その話の筋自体は、今は問わない。ただ、この本の叙述の形式に簡単にふれるに留めたい。すなわち、本書には本文中に細やかな註釈が施されている。というのも、ペリーナが自伝を執筆したのは、その共同研究者に促されたためであり、同書はこの共同研究者の編集によるものとされるからだ。1冊の書物のなかに、異なる複数の話者による語りが糾合する──この記事のタイトルに据えた「語りの複数性」とは、ひとまずこの謂いである。
これまで3年にわたって行ってきたウィメンズとメンズ共同のショーから離れ、メンズ単独で発表された今季のヴァレンティノ。では、ここにおける「語りの複数性」とは何か。そもそもまず、単数形の「語り」とは何であるのか──それは「テーラリング」にほかなるまい。均整のとれたフォルム、そしてそれを支えるソリッドなテクスチャー。そうして叶えられるのが、古典主義的な身体のフォルムである。おおよそこれが、テーラリングを定義づける「単数形の語り」だといえよう。そこで衣服はいわば透明化し、身体を理想的な身体のフォルムへと透かして見せる。ここで、あらゆる装飾性、有機性は、厳しく削ぎ落とされる。

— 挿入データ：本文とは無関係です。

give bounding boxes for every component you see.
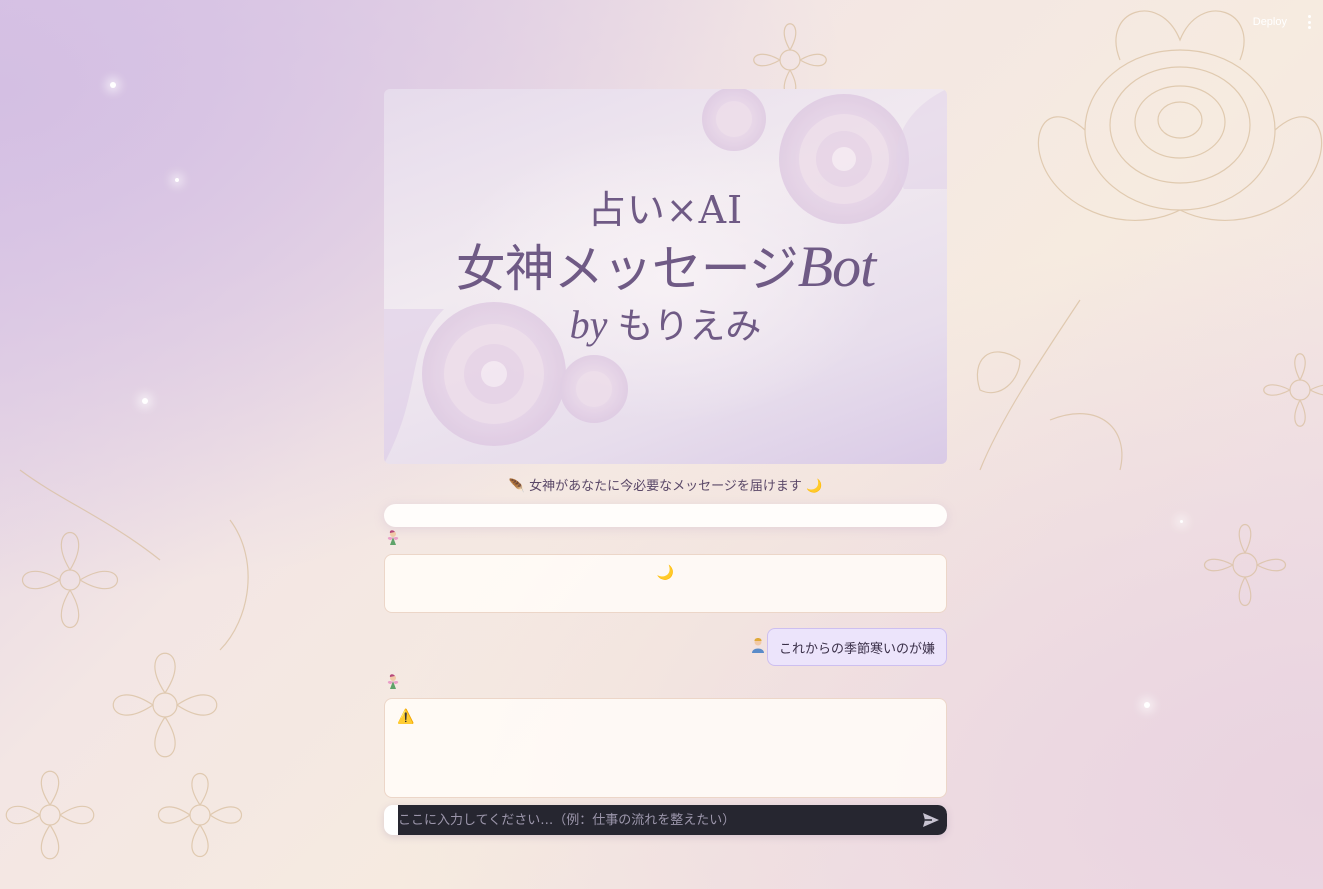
more-vert-icon[interactable]: [1303, 15, 1315, 29]
tagline-text: 女神があなたに今必要なメッセージを届けます: [529, 479, 802, 494]
send-icon: [923, 813, 939, 827]
tagline: 🪶 女神があなたに今必要なメッセージを届けます 🌙: [384, 478, 947, 496]
assistant-message: 🌙: [384, 554, 947, 613]
hero-title-block: 占い×AI 女神メッセージBot by もりえみ: [384, 89, 947, 464]
sparkle: [142, 398, 148, 404]
hero-title-main: 女神メッセージ: [455, 240, 799, 298]
warning-icon: ⚠️: [397, 709, 415, 725]
fairy-icon: [384, 530, 947, 550]
feather-icon: 🪶: [508, 479, 525, 494]
hero-author-name: もりえみ: [617, 306, 762, 347]
hero-by-label: by: [569, 302, 608, 347]
chat-input[interactable]: [398, 805, 915, 835]
send-button[interactable]: [915, 805, 947, 835]
hero-title-accent: Bot: [797, 234, 877, 299]
chat-input-bar: [384, 805, 947, 835]
sparkle: [1180, 520, 1183, 523]
user-message-row: これからの季節寒いのが嫌: [384, 628, 947, 666]
sparkle: [110, 82, 116, 88]
hero-banner-image: 占い×AI 女神メッセージBot by もりえみ: [384, 89, 947, 464]
hero-title-line2: 女神メッセージBot: [384, 229, 947, 301]
hero-title-line1: 占い×AI: [587, 188, 744, 232]
moon-icon: 🌙: [806, 479, 823, 494]
hero-title-line3: by もりえみ: [384, 297, 947, 349]
main-content: 占い×AI 女神メッセージBot by もりえみ 🪶 女神があなたに今必要なメッセ…: [384, 89, 947, 835]
status-pill: [384, 504, 947, 527]
chat-input-container: [398, 805, 947, 835]
sparkle: [175, 178, 179, 182]
moon-icon: 🌙: [656, 565, 675, 581]
person-icon: [751, 637, 765, 657]
fairy-icon: [384, 674, 947, 694]
user-message: これからの季節寒いのが嫌: [766, 628, 947, 666]
sparkle: [1144, 702, 1150, 708]
top-toolbar: Deploy: [1247, 0, 1323, 44]
assistant-message: ⚠️: [384, 698, 947, 798]
deploy-button[interactable]: Deploy: [1247, 12, 1293, 32]
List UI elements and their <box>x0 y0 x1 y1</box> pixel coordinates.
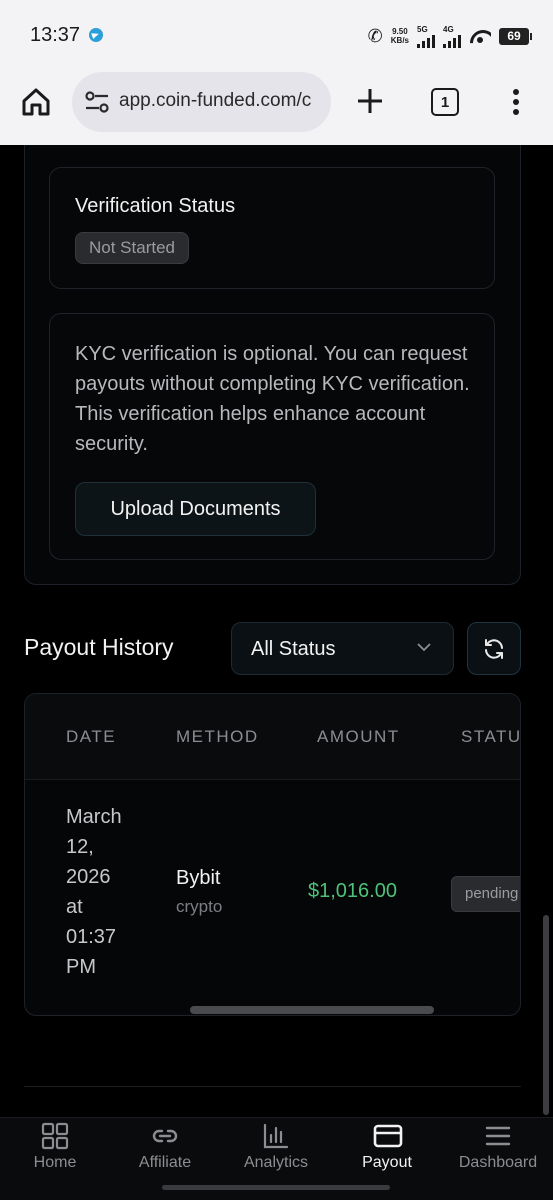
nav-analytics-label: Analytics <box>243 1154 309 1171</box>
status-icons: ✆ 9.50 KB/s 5G 4G 69 <box>367 24 532 48</box>
nav-analytics[interactable]: Analytics <box>221 1118 331 1178</box>
bottom-navigation: Home Affiliate Analytics Payout Dashboar… <box>0 1117 553 1200</box>
nav-dashboard-label: Dashboard <box>458 1154 538 1171</box>
payout-table: DATE METHOD AMOUNT STATUS March 12, 2026… <box>24 693 521 1016</box>
verification-status-card: Verification Status Not Started <box>49 167 495 289</box>
payout-status-badge: pending <box>451 876 520 912</box>
address-bar[interactable]: app.coin-funded.com/c <box>72 72 331 132</box>
site-settings-icon[interactable] <box>84 90 110 114</box>
status-time: 13:37 <box>30 24 81 46</box>
credit-card-icon <box>373 1124 403 1148</box>
section-divider <box>24 1086 521 1087</box>
speed-value: 9.50 <box>392 27 408 36</box>
new-tab-icon[interactable] <box>356 87 384 115</box>
wifi-icon <box>469 28 491 44</box>
vertical-scrollbar[interactable] <box>543 915 549 1115</box>
nav-payout[interactable]: Payout <box>332 1118 442 1178</box>
column-date: DATE <box>66 727 117 746</box>
home-icon[interactable] <box>20 86 52 118</box>
speed-unit: KB/s <box>390 36 409 45</box>
refresh-icon <box>485 638 503 659</box>
column-status: STATUS <box>461 727 521 746</box>
refresh-button[interactable] <box>467 622 521 675</box>
chevron-down-icon <box>417 643 431 652</box>
nav-affiliate[interactable]: Affiliate <box>110 1118 220 1178</box>
signal-5g: 5G <box>417 25 435 48</box>
status-filter-select[interactable]: All Status <box>231 622 454 675</box>
payout-amount: $1,016.00 <box>308 880 397 902</box>
status-filter-value: All Status <box>251 638 336 660</box>
table-header: DATE METHOD AMOUNT STATUS <box>25 694 520 780</box>
signal-bars-icon <box>443 34 461 48</box>
kyc-message: KYC verification is optional. You can re… <box>75 343 470 455</box>
menu-icon <box>485 1126 511 1146</box>
payout-method-type: crypto <box>176 897 223 916</box>
nav-payout-label: Payout <box>362 1154 412 1171</box>
gesture-bar[interactable] <box>162 1185 390 1190</box>
browser-toolbar: app.coin-funded.com/c 1 <box>0 70 553 145</box>
telegram-icon <box>89 28 103 42</box>
signal-bars-icon <box>417 34 435 48</box>
column-amount: AMOUNT <box>317 727 400 746</box>
date-part: PM <box>66 956 96 978</box>
signal-4g: 4G <box>443 25 461 48</box>
horizontal-scrollbar[interactable] <box>190 1006 434 1014</box>
net1-label: 5G <box>417 24 428 34</box>
column-method: METHOD <box>176 727 259 746</box>
page-content: Verification Status Not Started KYC veri… <box>0 145 553 1117</box>
date-part: 01:37 <box>66 926 117 948</box>
tab-switcher-button[interactable]: 1 <box>431 88 459 116</box>
date-part: at <box>66 896 83 918</box>
payout-method: Bybit <box>176 867 221 889</box>
date-part: 2026 <box>66 866 111 888</box>
verification-status-title: Verification Status <box>75 195 236 217</box>
wifi-call-icon: ✆ <box>367 25 383 46</box>
payout-history-title: Payout History <box>24 634 174 660</box>
nav-home-label: Home <box>33 1154 77 1171</box>
grid-icon <box>41 1122 69 1150</box>
url-text: app.coin-funded.com/c <box>119 90 312 111</box>
network-speed: 9.50 KB/s <box>391 27 409 45</box>
net2-label: 4G <box>443 24 454 34</box>
kyc-info-card: KYC verification is optional. You can re… <box>49 313 495 560</box>
link-icon <box>152 1129 178 1143</box>
nav-home[interactable]: Home <box>0 1118 110 1178</box>
status-badge: Not Started <box>75 232 189 264</box>
date-part: 12, <box>66 836 94 858</box>
battery-icon: 69 <box>499 27 532 45</box>
payout-date: March 12, 2026 at 01:37 PM <box>66 802 146 982</box>
nav-affiliate-label: Affiliate <box>138 1154 192 1171</box>
bar-chart-icon <box>263 1123 289 1149</box>
date-part: March <box>66 806 122 828</box>
status-bar: 13:37 ✆ 9.50 KB/s 5G 4G 69 <box>0 0 553 70</box>
upload-documents-button[interactable]: Upload Documents <box>75 482 316 536</box>
more-options-icon[interactable] <box>508 88 524 116</box>
nav-dashboard[interactable]: Dashboard <box>443 1118 553 1178</box>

今季のヴァレンティノは、このようなテーラリングにおける「単数形の語り」を、「複数性」に開いてゆく。なるほどテーラリングは、端正なセットインショルダーを基調としつつ、シャープなピークドラペルを採用したクラシカルな仕立てながら、ウエストにはシェイプを施さず、ほどよい抜け感がもたらされている。あるいは、ボトムスにはショートパンツを合わせ、素肌を覆い尽くす「べき」スーツの表情は屈折される。

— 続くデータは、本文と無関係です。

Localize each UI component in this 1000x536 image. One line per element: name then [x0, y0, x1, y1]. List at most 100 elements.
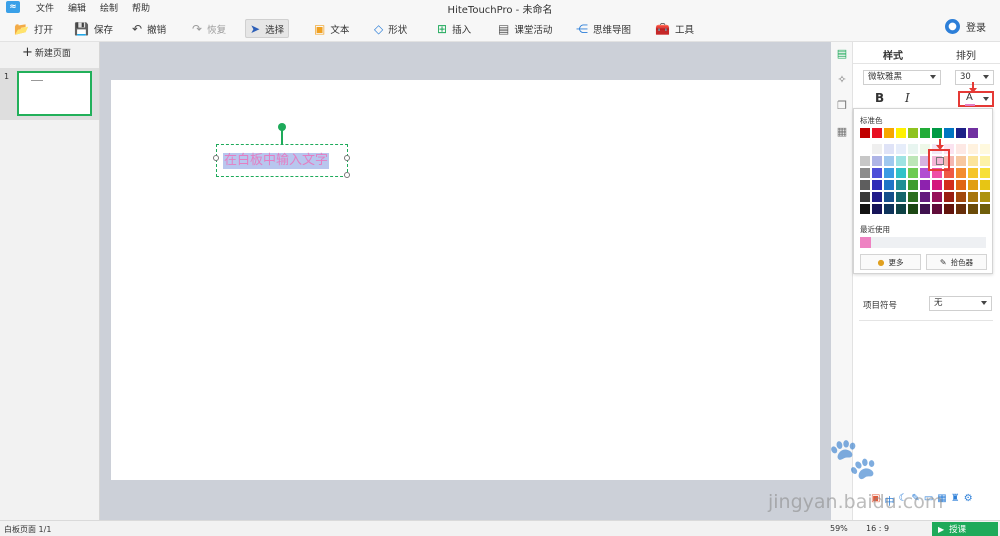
textbox-text[interactable]: 在白板中输入文字	[223, 153, 330, 169]
layers-tab-icon[interactable]: ❐	[835, 99, 849, 113]
italic-button[interactable]: I	[905, 91, 910, 105]
color-swatch[interactable]	[920, 128, 930, 138]
login-button[interactable]: ● 登录	[945, 19, 986, 34]
color-swatch[interactable]	[860, 128, 870, 138]
color-swatch[interactable]	[908, 128, 918, 138]
menu-file[interactable]: 文件	[36, 1, 54, 14]
menu-draw[interactable]: 绘制	[100, 1, 118, 14]
color-swatch[interactable]	[968, 128, 978, 138]
page-thumbnail[interactable]	[17, 71, 92, 116]
color-swatch[interactable]	[884, 180, 894, 190]
pin-tab-icon[interactable]: ✧	[835, 73, 849, 87]
color-swatch[interactable]	[884, 192, 894, 202]
color-swatch[interactable]	[872, 168, 882, 178]
open-button[interactable]: 📂 打开	[10, 19, 57, 38]
color-swatch[interactable]	[872, 192, 882, 202]
color-swatch[interactable]	[968, 144, 978, 154]
new-page-button[interactable]: + 新建页面	[22, 46, 71, 60]
recent-color-swatch[interactable]	[860, 237, 871, 248]
color-swatch[interactable]	[884, 144, 894, 154]
color-swatch[interactable]	[944, 180, 954, 190]
color-swatch[interactable]	[980, 180, 990, 190]
color-swatch[interactable]	[896, 192, 906, 202]
color-swatch[interactable]	[872, 144, 882, 154]
tools-button[interactable]: 🧰 工具	[651, 19, 698, 38]
selected-textbox[interactable]: 在白板中输入文字	[213, 144, 350, 178]
color-swatch[interactable]	[920, 204, 930, 214]
color-swatch[interactable]	[944, 192, 954, 202]
resize-handle-right[interactable]	[344, 155, 350, 161]
color-swatch[interactable]	[884, 168, 894, 178]
color-swatch[interactable]	[860, 192, 870, 202]
color-swatch[interactable]	[932, 192, 942, 202]
shirt-icon[interactable]: ♜	[951, 493, 960, 508]
color-swatch[interactable]	[872, 128, 882, 138]
menu-help[interactable]: 帮助	[132, 1, 150, 14]
insert-button[interactable]: ⊞ 插入	[433, 19, 475, 38]
color-swatch[interactable]	[980, 204, 990, 214]
color-swatch[interactable]	[908, 144, 918, 154]
color-swatch[interactable]	[860, 156, 870, 166]
color-swatch[interactable]	[872, 180, 882, 190]
color-swatch[interactable]	[956, 128, 966, 138]
color-swatch[interactable]	[956, 156, 966, 166]
shape-button[interactable]: ◇ 形状	[370, 19, 411, 38]
color-swatch[interactable]	[896, 156, 906, 166]
color-swatch[interactable]	[956, 144, 966, 154]
mindmap-button[interactable]: ⋲ 思维导图	[572, 19, 635, 38]
zoom-level[interactable]: 59%	[830, 524, 848, 533]
color-swatch[interactable]	[932, 204, 942, 214]
class-activity-button[interactable]: ▤ 课堂活动	[494, 19, 556, 38]
color-swatch[interactable]	[908, 204, 918, 214]
color-swatch[interactable]	[980, 192, 990, 202]
tab-style[interactable]: 样式	[883, 47, 903, 62]
undo-button[interactable]: ↶ 撤销	[128, 19, 170, 38]
color-swatch[interactable]	[956, 180, 966, 190]
color-swatch[interactable]	[884, 128, 894, 138]
color-swatch[interactable]	[860, 180, 870, 190]
color-swatch[interactable]	[980, 144, 990, 154]
text-button[interactable]: ▣ 文本	[310, 19, 353, 38]
page-thumbnail-row[interactable]: 1	[0, 68, 99, 120]
font-color-button[interactable]: A	[958, 91, 994, 107]
color-swatch[interactable]	[884, 204, 894, 214]
color-swatch[interactable]	[860, 204, 870, 214]
color-swatch[interactable]	[872, 204, 882, 214]
color-swatch[interactable]	[932, 128, 942, 138]
gear-icon[interactable]: ⚙	[964, 493, 973, 508]
color-swatch[interactable]	[860, 144, 870, 154]
color-swatch[interactable]	[956, 168, 966, 178]
font-family-select[interactable]: 微软雅黑	[863, 70, 941, 85]
color-swatch[interactable]	[896, 168, 906, 178]
resize-handle-left[interactable]	[213, 155, 219, 161]
color-swatch[interactable]	[968, 168, 978, 178]
color-swatch[interactable]	[980, 168, 990, 178]
color-swatch[interactable]	[908, 168, 918, 178]
color-swatch[interactable]	[908, 156, 918, 166]
more-colors-button[interactable]: ● 更多	[860, 254, 921, 270]
select-button[interactable]: ➤ 选择	[245, 19, 290, 38]
color-swatch[interactable]	[872, 156, 882, 166]
whiteboard[interactable]: 在白板中输入文字	[111, 80, 820, 480]
color-swatch[interactable]	[944, 128, 954, 138]
color-swatch[interactable]	[908, 192, 918, 202]
color-swatch[interactable]	[956, 204, 966, 214]
selected-color-swatch[interactable]	[936, 157, 944, 165]
color-swatch[interactable]	[920, 192, 930, 202]
font-size-select[interactable]: 30	[955, 70, 994, 85]
menu-edit[interactable]: 编辑	[68, 1, 86, 14]
color-swatch[interactable]	[896, 144, 906, 154]
color-swatch[interactable]	[860, 168, 870, 178]
tab-arrange[interactable]: 排列	[956, 47, 976, 62]
redo-button[interactable]: ↷ 恢复	[188, 19, 230, 38]
color-swatch[interactable]	[896, 180, 906, 190]
color-swatch[interactable]	[956, 192, 966, 202]
color-swatch[interactable]	[980, 156, 990, 166]
bullet-select[interactable]: 无	[929, 296, 992, 311]
bold-button[interactable]: B	[875, 91, 884, 105]
start-lesson-button[interactable]: ▶ 授课	[932, 522, 998, 536]
color-swatch[interactable]	[944, 204, 954, 214]
color-swatch[interactable]	[968, 192, 978, 202]
properties-tab-icon[interactable]: ▤	[835, 47, 849, 61]
save-button[interactable]: 💾 保存	[70, 19, 117, 38]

テーラリングのソリッドな表情を叶えるのが、たとえばウールギャバジンであった。一方、今季のヴァレンティノはコットンをさまざまな組織に展開して用いる。チェスターコートにおいてはデニムすら見られる。ウールがしなやかさを、あるいはハリをもたらし「理想的な」フォルムを叶えるならば、コットンはもっと、生の身体に馴染み、溶け込み、有機的な調和を示してゆくことになる。

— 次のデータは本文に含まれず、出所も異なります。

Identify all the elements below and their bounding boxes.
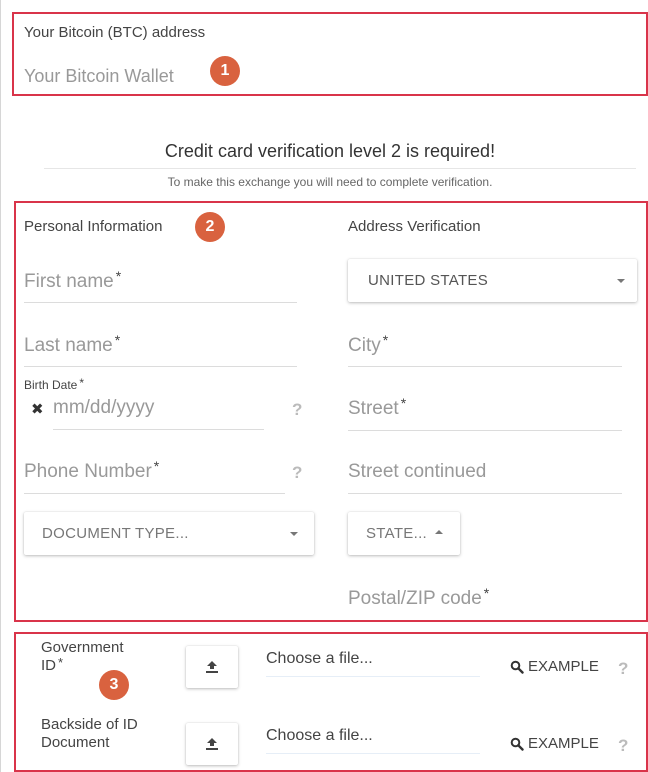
last-name-underline — [24, 366, 297, 367]
required-mark: * — [114, 332, 121, 348]
help-question-icon[interactable]: ? — [618, 736, 628, 756]
country-select-value: UNITED STATES — [368, 272, 489, 289]
government-id-upload-button[interactable] — [186, 646, 238, 688]
example-link-label: EXAMPLE — [528, 735, 599, 752]
upload-icon — [206, 661, 218, 673]
city-underline — [348, 366, 622, 367]
phone-underline — [24, 493, 285, 494]
city-input[interactable]: City * — [348, 332, 389, 357]
chevron-up-icon — [435, 529, 444, 534]
street-continued-underline — [348, 493, 622, 494]
example-link-label: EXAMPLE — [528, 658, 599, 675]
file-input-underline — [266, 676, 480, 677]
search-icon — [510, 737, 524, 751]
clear-x-icon[interactable]: ✖ — [31, 400, 44, 418]
required-mark: * — [483, 585, 490, 601]
street-continued-input[interactable]: Street continued — [348, 461, 486, 483]
city-placeholder: City — [348, 335, 381, 356]
verification-title: Credit card verification level 2 is requ… — [164, 141, 496, 161]
state-select[interactable]: STATE... — [348, 512, 460, 555]
required-mark: * — [115, 268, 122, 284]
birth-date-underline — [53, 429, 264, 430]
document-type-select-value: DOCUMENT TYPE... — [42, 525, 189, 542]
phone-number-input[interactable]: Phone Number * — [24, 458, 160, 483]
birth-date-label: Birth Date * — [24, 376, 85, 392]
upload-icon — [206, 738, 218, 750]
postal-code-input[interactable]: Postal/ZIP code * — [348, 585, 490, 610]
street-underline — [348, 430, 622, 431]
backside-id-label: Backside of ID Document — [41, 716, 138, 752]
help-question-icon[interactable]: ? — [618, 659, 628, 679]
first-name-underline — [24, 302, 297, 303]
birth-date-label-text: Birth Date — [24, 378, 78, 392]
first-name-input[interactable]: First name * — [24, 268, 122, 293]
help-question-icon[interactable]: ? — [292, 400, 302, 420]
help-question-icon[interactable]: ? — [292, 463, 302, 483]
document-type-select[interactable]: DOCUMENT TYPE... — [24, 512, 314, 555]
address-verification-heading: Address Verification — [348, 218, 481, 235]
government-id-file-input[interactable]: Choose a file... — [266, 650, 373, 668]
government-id-example-link[interactable]: EXAMPLE — [510, 658, 599, 675]
backside-id-file-input[interactable]: Choose a file... — [266, 727, 373, 745]
street-input[interactable]: Street * — [348, 395, 407, 420]
street-placeholder: Street — [348, 398, 399, 419]
search-icon — [510, 660, 524, 674]
required-mark: * — [79, 376, 85, 390]
last-name-placeholder: Last name — [24, 335, 113, 356]
callout-badge-1: 1 — [210, 56, 240, 86]
last-name-input[interactable]: Last name * — [24, 332, 121, 357]
backside-id-example-link[interactable]: EXAMPLE — [510, 735, 599, 752]
wallet-address-input[interactable]: Your Bitcoin Wallet — [24, 66, 174, 87]
file-input-underline — [266, 753, 480, 754]
backside-id-label-line1: Backside of ID — [41, 716, 138, 733]
callout-badge-3: 3 — [99, 670, 129, 700]
callout-badge-2: 2 — [195, 212, 225, 242]
first-name-placeholder: First name — [24, 271, 114, 292]
wallet-label: Your Bitcoin (BTC) address — [24, 24, 206, 41]
chevron-down-icon — [617, 279, 625, 283]
backside-id-label-line2: Document — [41, 734, 110, 751]
personal-info-heading: Personal Information — [24, 218, 163, 235]
required-mark: * — [382, 332, 389, 348]
backside-id-upload-button[interactable] — [186, 723, 238, 765]
postal-code-placeholder: Postal/ZIP code — [348, 588, 482, 609]
chevron-down-icon — [290, 532, 298, 536]
divider — [44, 168, 636, 169]
phone-number-placeholder: Phone Number — [24, 461, 152, 482]
country-select[interactable]: UNITED STATES — [348, 259, 637, 302]
required-mark: * — [58, 655, 64, 670]
birth-date-input[interactable]: mm/dd/yyyy — [53, 397, 154, 419]
government-id-label-text: ID — [41, 657, 56, 674]
government-id-label-line1: Government — [41, 639, 124, 656]
verification-subtitle: To make this exchange you will need to c… — [167, 175, 493, 189]
required-mark: * — [153, 458, 160, 474]
state-select-value: STATE... — [366, 525, 428, 542]
required-mark: * — [400, 395, 407, 411]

いま、生の有機性にふれた。生の有機的なダイナミズムを示すものとしてたちどころに想起されるのが、植物、とりわけ花だ。それらは伝統的に、女性服の表層を華やかに飾るものとして用いられてきた。翻って今季のヴァレンティノにおいては、テーラリングのフォルムはそのままに、シャープなラペルは花の形に変化する。花の模様を、素材を重ね、あるいは装飾を施すことで、咲かせてゆく。ここに、ソリッドなテーラリングの無表情さは見られない。このように、あくまで端正な造形性を基調としつつも、素材や装飾を異なる声で語らせることによって、テーラリングの裡に「複数の声」を響かせることが試みられているのではなかろうか。